2. How would you describe Dwight’s relationship with both his crime and his punishment?
 
3. What sort of mother would you say Ruth has been to Sam?
 
4. By the end of the novel, how would you describe Ruth’s feelings for Dwight? Dwight’s feelings for Ruth? For Penny? Sam’s feelings for his father? Penny’s feelings for Dwight?
 
5. How would you describe the role that memory plays in the lives of Northwest Corner’s main characters? In what sense is the role negative, and in what sense positive?
 
6. At one point, remembering a meal with her separated parents, Emma Learner reflects, “This is what it is like to know you are not forgiven” (page 94). Who do you think she’s talking about? Forgiven for what? Based on Northwest Corner, do you believe that forgiveness is possible between Emma and her mother? Between Sam and Dwight?

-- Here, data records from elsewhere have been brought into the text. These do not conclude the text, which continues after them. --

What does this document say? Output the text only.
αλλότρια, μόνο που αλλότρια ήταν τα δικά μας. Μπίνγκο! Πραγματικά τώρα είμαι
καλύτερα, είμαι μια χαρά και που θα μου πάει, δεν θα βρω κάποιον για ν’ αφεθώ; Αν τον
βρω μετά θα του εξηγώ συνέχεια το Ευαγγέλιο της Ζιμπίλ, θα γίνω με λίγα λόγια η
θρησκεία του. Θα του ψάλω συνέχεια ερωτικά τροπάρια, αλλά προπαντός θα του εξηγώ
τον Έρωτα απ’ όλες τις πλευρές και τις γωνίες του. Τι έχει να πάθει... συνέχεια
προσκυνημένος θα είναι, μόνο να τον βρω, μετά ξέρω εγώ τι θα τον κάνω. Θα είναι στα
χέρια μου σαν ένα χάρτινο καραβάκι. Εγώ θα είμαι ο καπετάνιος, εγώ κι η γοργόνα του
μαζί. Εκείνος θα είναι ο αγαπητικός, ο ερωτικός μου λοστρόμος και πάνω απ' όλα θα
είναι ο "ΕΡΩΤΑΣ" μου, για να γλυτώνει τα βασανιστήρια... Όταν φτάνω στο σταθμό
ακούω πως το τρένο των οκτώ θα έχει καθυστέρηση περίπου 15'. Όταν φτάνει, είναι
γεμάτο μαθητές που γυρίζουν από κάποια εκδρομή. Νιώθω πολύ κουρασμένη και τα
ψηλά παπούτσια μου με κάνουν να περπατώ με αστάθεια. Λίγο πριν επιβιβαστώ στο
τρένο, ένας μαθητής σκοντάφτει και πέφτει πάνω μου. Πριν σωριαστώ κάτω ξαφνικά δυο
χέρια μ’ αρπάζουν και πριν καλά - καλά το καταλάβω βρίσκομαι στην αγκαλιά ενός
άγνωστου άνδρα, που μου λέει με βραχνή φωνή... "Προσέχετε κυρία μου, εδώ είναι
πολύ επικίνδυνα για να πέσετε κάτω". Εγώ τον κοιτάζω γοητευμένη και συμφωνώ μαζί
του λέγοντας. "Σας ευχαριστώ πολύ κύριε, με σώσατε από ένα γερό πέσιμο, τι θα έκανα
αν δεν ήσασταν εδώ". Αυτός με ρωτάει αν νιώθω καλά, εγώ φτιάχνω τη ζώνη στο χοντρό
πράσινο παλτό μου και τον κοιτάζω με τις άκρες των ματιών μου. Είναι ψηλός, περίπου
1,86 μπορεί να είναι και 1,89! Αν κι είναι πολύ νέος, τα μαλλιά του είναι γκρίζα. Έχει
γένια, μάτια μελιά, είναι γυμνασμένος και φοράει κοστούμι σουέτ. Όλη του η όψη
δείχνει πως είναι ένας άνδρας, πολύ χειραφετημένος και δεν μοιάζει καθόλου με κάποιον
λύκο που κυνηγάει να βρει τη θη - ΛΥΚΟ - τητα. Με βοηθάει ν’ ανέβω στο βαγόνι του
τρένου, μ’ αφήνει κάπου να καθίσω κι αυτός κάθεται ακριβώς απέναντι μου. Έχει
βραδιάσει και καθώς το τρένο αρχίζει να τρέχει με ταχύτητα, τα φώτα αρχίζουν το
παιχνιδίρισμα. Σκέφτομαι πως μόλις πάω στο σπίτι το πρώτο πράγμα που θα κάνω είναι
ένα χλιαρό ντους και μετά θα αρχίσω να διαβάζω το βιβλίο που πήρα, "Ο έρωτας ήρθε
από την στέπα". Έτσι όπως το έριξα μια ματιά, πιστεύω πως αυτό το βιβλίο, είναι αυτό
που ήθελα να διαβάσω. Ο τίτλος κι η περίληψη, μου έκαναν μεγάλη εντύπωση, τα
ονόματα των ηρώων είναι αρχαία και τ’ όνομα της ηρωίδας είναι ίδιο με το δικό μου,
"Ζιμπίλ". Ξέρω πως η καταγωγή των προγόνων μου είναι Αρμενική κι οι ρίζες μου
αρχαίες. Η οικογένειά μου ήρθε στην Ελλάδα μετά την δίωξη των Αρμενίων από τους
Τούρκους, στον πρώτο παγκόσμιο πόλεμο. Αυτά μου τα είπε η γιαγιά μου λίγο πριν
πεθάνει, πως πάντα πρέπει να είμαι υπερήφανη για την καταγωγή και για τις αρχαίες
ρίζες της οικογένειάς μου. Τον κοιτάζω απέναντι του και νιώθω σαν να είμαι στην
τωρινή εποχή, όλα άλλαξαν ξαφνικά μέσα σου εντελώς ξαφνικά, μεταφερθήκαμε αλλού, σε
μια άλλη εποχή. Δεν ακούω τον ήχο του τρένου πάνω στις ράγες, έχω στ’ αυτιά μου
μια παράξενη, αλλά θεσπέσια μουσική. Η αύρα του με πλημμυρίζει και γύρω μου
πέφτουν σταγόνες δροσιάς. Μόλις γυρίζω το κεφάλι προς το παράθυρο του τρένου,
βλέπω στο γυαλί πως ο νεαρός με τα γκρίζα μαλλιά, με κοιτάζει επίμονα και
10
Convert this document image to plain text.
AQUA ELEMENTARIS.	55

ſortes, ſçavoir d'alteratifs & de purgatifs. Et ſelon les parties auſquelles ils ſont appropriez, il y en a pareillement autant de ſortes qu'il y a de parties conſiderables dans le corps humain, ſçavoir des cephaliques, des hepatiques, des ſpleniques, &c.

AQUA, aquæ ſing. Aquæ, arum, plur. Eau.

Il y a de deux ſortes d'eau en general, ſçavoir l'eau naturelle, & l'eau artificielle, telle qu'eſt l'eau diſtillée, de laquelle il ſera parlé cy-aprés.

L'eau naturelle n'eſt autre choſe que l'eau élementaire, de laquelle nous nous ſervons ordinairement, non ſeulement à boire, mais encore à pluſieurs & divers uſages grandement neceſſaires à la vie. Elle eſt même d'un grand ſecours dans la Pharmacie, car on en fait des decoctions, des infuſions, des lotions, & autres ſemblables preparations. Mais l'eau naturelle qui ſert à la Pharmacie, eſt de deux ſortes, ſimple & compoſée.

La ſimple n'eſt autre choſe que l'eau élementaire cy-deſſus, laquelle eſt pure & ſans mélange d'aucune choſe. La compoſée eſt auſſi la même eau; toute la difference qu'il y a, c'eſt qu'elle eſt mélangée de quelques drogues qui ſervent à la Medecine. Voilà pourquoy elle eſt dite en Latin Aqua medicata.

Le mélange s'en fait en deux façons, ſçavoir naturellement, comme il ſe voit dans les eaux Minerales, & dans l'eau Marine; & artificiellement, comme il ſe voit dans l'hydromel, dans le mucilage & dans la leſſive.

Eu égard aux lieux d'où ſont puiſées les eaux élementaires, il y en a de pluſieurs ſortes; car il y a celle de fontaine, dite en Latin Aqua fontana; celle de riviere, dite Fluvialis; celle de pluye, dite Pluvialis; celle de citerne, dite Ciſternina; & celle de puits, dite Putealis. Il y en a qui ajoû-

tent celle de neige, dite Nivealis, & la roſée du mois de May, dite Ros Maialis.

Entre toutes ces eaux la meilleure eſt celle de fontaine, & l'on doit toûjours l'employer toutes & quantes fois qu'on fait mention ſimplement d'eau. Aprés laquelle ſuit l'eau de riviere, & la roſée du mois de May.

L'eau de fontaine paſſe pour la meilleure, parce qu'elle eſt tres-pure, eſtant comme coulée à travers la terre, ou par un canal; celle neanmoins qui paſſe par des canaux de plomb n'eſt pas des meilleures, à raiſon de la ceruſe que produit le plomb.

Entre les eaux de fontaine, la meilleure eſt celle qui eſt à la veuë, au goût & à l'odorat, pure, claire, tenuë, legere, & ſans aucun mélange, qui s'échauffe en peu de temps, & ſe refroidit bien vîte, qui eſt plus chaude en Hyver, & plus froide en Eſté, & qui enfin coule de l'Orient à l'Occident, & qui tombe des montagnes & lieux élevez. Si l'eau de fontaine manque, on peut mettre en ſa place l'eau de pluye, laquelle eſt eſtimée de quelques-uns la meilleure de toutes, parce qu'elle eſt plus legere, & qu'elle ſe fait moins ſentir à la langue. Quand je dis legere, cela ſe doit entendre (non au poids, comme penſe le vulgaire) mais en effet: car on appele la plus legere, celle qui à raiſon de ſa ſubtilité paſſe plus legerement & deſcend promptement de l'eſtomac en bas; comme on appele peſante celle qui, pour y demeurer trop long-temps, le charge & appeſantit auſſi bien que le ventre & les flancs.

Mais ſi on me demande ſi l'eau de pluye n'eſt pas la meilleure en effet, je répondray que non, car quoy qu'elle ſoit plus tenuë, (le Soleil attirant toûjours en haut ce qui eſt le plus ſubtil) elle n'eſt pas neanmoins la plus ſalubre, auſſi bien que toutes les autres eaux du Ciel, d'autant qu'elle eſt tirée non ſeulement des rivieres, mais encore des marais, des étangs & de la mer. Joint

Between Ruth and Dwight?
 
7. If you were to try to envision the future of the relationships among the five major characters in the novel, how would you imagine them?
 
8. How would you say the novel’s particular structure—the narrative continuously interwoven through five different points of view—affects the reader’s ultimate perceptions of the story and its meanings?
 
9. Has reading Northwest Corner changed your sense of what family is or can be?
 
10. By the end of the novel, how has each main character’s sense of familial inheritance been changed, and in what ways? Would you say that the parents and their children are closer together or further apart than they were at the beginning of the novel?